Naive Bayes for fun and profit
Published on the 9 Dec, 2012Five years ago, I made a website in Django for a friend in Switzerland - a website for a skiing club encouraging the sport as an activity for young children to take up, offering heavily discounted training and instruction to children under a certain age. A lovely idea I was keen in helping out with.
When I first wrote the site, the club decided they wanted to have a guestbook. Something that sounds a bit anachronistic in a world of tweets and wall messages, but it was just meant as somewhere for the kids to communicate with the team and each-other without the complexity of a forum.
Like with any user-submitted page, when I first put the site online, spam on the guestbook was an issue.
I tried to keep my approach to spam filtering simple. Asking for the sum of 2+2 seemed to work flawlessly to cut out all spam. At least it was for a while. Recently, the site has been plagued by by spam. This is an especially thorny issue given young children would make regular visits to the site.
I replaced my simple static reverse turing test with reCAPTCHA. Tested it. Everything seemed fine for a few weeks. Then a storm of spam landed on the site.
I sat down and had a think about how I could solve this problem. I could see a few options:
- Blacklist IPs of the spammers: Subscribing to a blacklist provider and filtering based on the banned addresses.
- Check source of post: We could go a step further - all genuine visitors were kids or club members from Switzerland. We could just stop any user outside of Switzerland from posting messages (but still allow them to view the site).
- Filter based on message content: The spam messages were written in english with common keywords, and loads of (escaped) markup. The genuine messages were written in french with a rather limited word set (“salut”, “merci”, etc.)
It seemed to me that the easiest, lowest maintenance, most reliable, and most interesting to implement solution was the third one.
In fact, this seemed like a perfect case for a Naive Bayes filter. Sadly, these days, there’s nothing innovative or exciting about a Naive Bayes filter. But it still a remarkable technology. Especially in its simplicity and mathematical elegance.
I wanted to make this an interesting side project to work on. Not wanting to spend a weekend losing myself in researching a way of improving on Naive Bayes, I sought the simplest way I could provide Naive Bayes spam filtering, as a service.
Now… there’s plenty already out there. The site is written in Django, so Django SpamBayes comes to mind. There are also 3rd party services like Akismet.
I just wanted to have a go writing a Naive Bayes calssifier service that would run in memory, and be used from any application on my server via RPC.
I wrote a stand-alone python application that reads all files placed in a ham and spam directory, and trains an NLTK NaiveBayes classifier based on those files. Where each file represents a document, or “post”.

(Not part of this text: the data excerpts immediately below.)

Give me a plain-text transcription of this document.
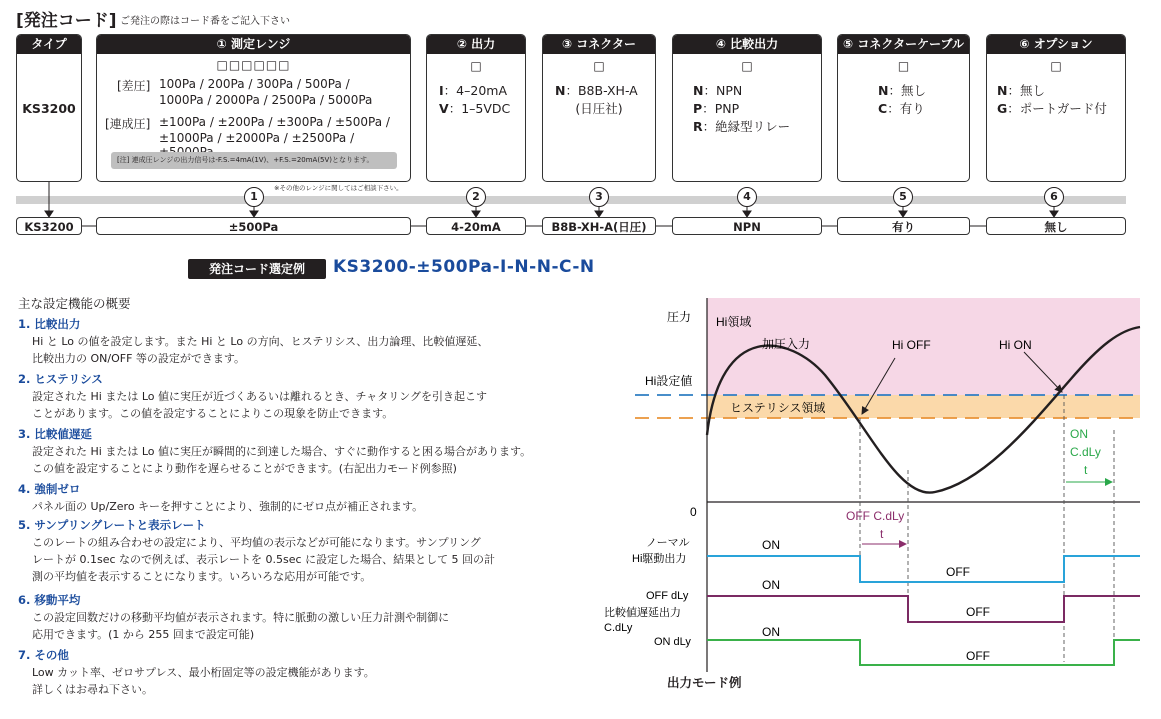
[発注コード] ご発注の際はコード番をご記入下さい
タイプ
KS3200
① 測定レンジ
□□□□□□
[差圧] 100Pa / 200Pa / 300Pa / 500Pa /
1000Pa / 2000Pa / 2500Pa / 5000Pa
[連成圧] ±100Pa / ±200Pa / ±300Pa / ±500Pa /
±1000Pa / ±2000Pa / ±2500Pa /
[注] 連成圧レンジの出力信号は-F.S.=4mA(1V)、+F.S.=20mA(5V)となります。
※その他のレンジに関してはご相談下さい。
② 出力
□
I：4–20mA
V：1–5VDC
③ コネクター
□
N：B8B-XH-A
(日圧社)
④ 比較出力
□
N：NPN
P：PNP
R：絶縁型リレー
⑤ コネクターケーブル
□
N：無し
C：有り
⑥ オプション
□
N：無し
G：ポートガード付
1	2	3	4	5	6
KS3200	±500Pa	4-20mA	B8B-XH-A(日圧)	NPN	有り	無し
発注コード選定例	KS3200-±500Pa-I-N-N-C-N
主な設定機能の概要
1. 比較出力

Hi と Lo の値を設定します。また Hi と Lo の方向、ヒステリシス、出力論理、比較値遅延、
比較出力の ON/OFF 等の設定ができます。

2. ヒステリシス

設定された Hi または Lo 値に実圧が近づくあるいは離れるとき、チャタリングを引き起こす
ことがあります。この値を設定することによりこの現象を防止できます。

3. 比較値遅延

設定された Hi または Lo 値に実圧が瞬間的に到達した場合、すぐに動作すると困る場合があります。
この値を設定することにより動作を遅らせることができます。(右記出力モード例参照)

4. 強制ゼロ

パネル面の Up/Zero キーを押すことにより、強制的にゼロ点が補正されます。

5. サンプリングレートと表示レート

このレートの組み合わせの設定により、平均値の表示などが可能になります。サンプリング
レートが 0.1sec なので例えば、表示レートを 0.5sec に設定した場合、結果として 5 回の計
測の平均値を表示することになります。いろいろな応用が可能です。

6. 移動平均

この設定回数だけの移動平均値が表示されます。特に脈動の激しい圧力計測や制御に
応用できます。(1 から 255 回まで設定可能)

7. その他

Low カット率、ゼロサプレス、最小桁固定等の設定機能があります。
詳しくはお尋ね下さい。

圧力 Hi領域
加圧入力	Hi OFF	Hi ON
Hi設定値
ヒステリシス領域
0
ON
C.dLy
t
OFF C.dLy
t
ノーマル
Hi駆動出力
OFF dLy
比較値遅延出力
C.dLy
ON dLy
ON
OFF
ON
OFF
ON
OFF
出力モード例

After installing, this software can be run with the command
classify_server --ham=[DIRECTORY CONTAINING HAM FILES] --spam=[DIRECTORY CONTAINING SPAM FILES]
I also wrote a library that provides a wrapper to the RPC calling via pika.
classifier = NaiveBayesDaemonClient()
classifier.is_message_spam("Hello")
Easy. I’ve deployed it to the site. Let’s see if the spam stops!
It can be found on GitHub here, as a nice python package.